I decided to catch-up on my WSJ reading today during my lunch hour reprieve. In return, I got a bit fired up with the many comments I was reading regarding NYC real estate. Where are all of these fortune tellers coming from? I simply cannot stand when people post comments as “anonymous” or with a fictionist name. If you have something worth saying – say it with conviction and use your real name! Ok, I guess I am getting off track of the subject with this personal annoyance…
So, as an individual that has no fear of voicing my opinion (even if I may appear to be a fool to some!), I had to respond to some of the comments:
1:24pm
“I am by no means an economist; I am a real estate broker (yes, I know I have opened myself up for attack by admitting this).
Over the years I have disagreed with the masses in my profession that the housing bubble would never hit Manhattan real estate. Furthermore, I noticed the signs spring 2007 and voiced it many times on my blog. Trades involving sales were down and the rental market was not as “hot” as years previous. I have always felt that the NYC rental market foretells the sales market. This being stated, the “experts” in NYC during 2007 were only focused the on price per sq ft and not that the number of closed units were fewer than in 2006.
Now that Manhattan has been hit, I feel that an estimation of Manhattan’s future housing market needs to be explained by this Broker.
Have we witnessed the bottom in NYC – no.
But, Manhattan real estate is not going to be consumed by the mass devastation felt by the rest of the country.
THEORY:
The national housing crisis as we all know was lit in 2001 by many factors: an increase in the supply of check book money capital while making it possible to for banks to operate with lower reserves; HUD reduced lending standards- borrowers did not have to provide documentation to obtain a loan and with borrowers that fell under the reduced lending standards of HUD; etc.
Unlike the rest of the US where one can purchase (and close) a property in 15-30 days, Manhattan has an anchor unlike the rest of the country. That Anchor is known as the condo & co-op board.
Boards carried the “due diligence” that was not performed by the lenders: Resulting in a buyer being turned down by the said board if one did not meet financial standards.
Examples of standards:
To purchase an apartment in NYC one IS required to pay cash or obtain a mortgage. 100% financing was never an option here – the minimum has been 10% over that past years; a purchaser is required to submit tax returns (avg. 3-5 years); verification of financial assets along with additional supporting documentation.
Another note: the consumption of home equity loans that now have many homeowners in a negative equity situation has not been a factor in NYC. The criterion to obtain such a loan had a different set of rules (and transfer taxes that also intervened).

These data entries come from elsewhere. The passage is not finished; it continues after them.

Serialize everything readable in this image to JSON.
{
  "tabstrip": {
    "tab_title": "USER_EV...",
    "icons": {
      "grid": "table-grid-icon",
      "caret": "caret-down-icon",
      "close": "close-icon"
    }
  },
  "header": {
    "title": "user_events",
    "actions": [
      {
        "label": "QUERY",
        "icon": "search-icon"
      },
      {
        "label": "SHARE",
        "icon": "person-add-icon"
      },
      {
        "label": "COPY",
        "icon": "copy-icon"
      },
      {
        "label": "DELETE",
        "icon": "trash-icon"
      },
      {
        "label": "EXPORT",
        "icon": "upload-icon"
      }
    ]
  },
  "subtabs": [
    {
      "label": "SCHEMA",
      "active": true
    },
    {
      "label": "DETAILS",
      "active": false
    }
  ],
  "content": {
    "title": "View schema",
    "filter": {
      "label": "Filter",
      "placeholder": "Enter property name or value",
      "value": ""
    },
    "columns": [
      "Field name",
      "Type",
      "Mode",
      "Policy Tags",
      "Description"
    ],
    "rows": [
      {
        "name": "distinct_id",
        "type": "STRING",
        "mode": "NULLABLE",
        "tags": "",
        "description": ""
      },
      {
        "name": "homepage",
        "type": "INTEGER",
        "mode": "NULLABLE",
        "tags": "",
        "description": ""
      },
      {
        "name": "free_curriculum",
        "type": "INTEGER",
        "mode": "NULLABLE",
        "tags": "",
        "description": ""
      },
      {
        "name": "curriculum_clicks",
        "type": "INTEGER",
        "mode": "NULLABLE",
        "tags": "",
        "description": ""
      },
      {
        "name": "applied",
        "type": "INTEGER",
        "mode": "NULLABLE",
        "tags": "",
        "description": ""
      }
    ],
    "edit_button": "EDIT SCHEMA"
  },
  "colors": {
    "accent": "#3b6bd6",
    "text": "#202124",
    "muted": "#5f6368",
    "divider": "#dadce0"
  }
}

*Where the housing crisis may play a big part in NYC: New developments. The only requirement to purchase in a new development is to provide a 10-15% down payment without further financial verification outside of the lender. Time will tell with these new development buyers.
My message to BUYERS in NYC (as mentioned in November):
The current blight of desperation in Manhattan real estate is part economy and the other part is being stirred by the masses of buyers that are being influenced by the stories of distressed real estate in the United States. Unlike metro-areas that have the ability to build out into suburbia which significantly devalues real estate in a down economy: Manhattan is an island and there will always be a lack of land. I can write and advise with extreme conviction that Manhattan will rebound quicker than any other area and investing NOW is going to prove to be a very high return in five years. Additionally, looking forward to 2013, I believe Manhattan is going to experience a housing shortage and prices are going to soar within both the rental and sales arena (the current halt of new development projects is partially fueling this prediction along with an increase of corporate relocation).”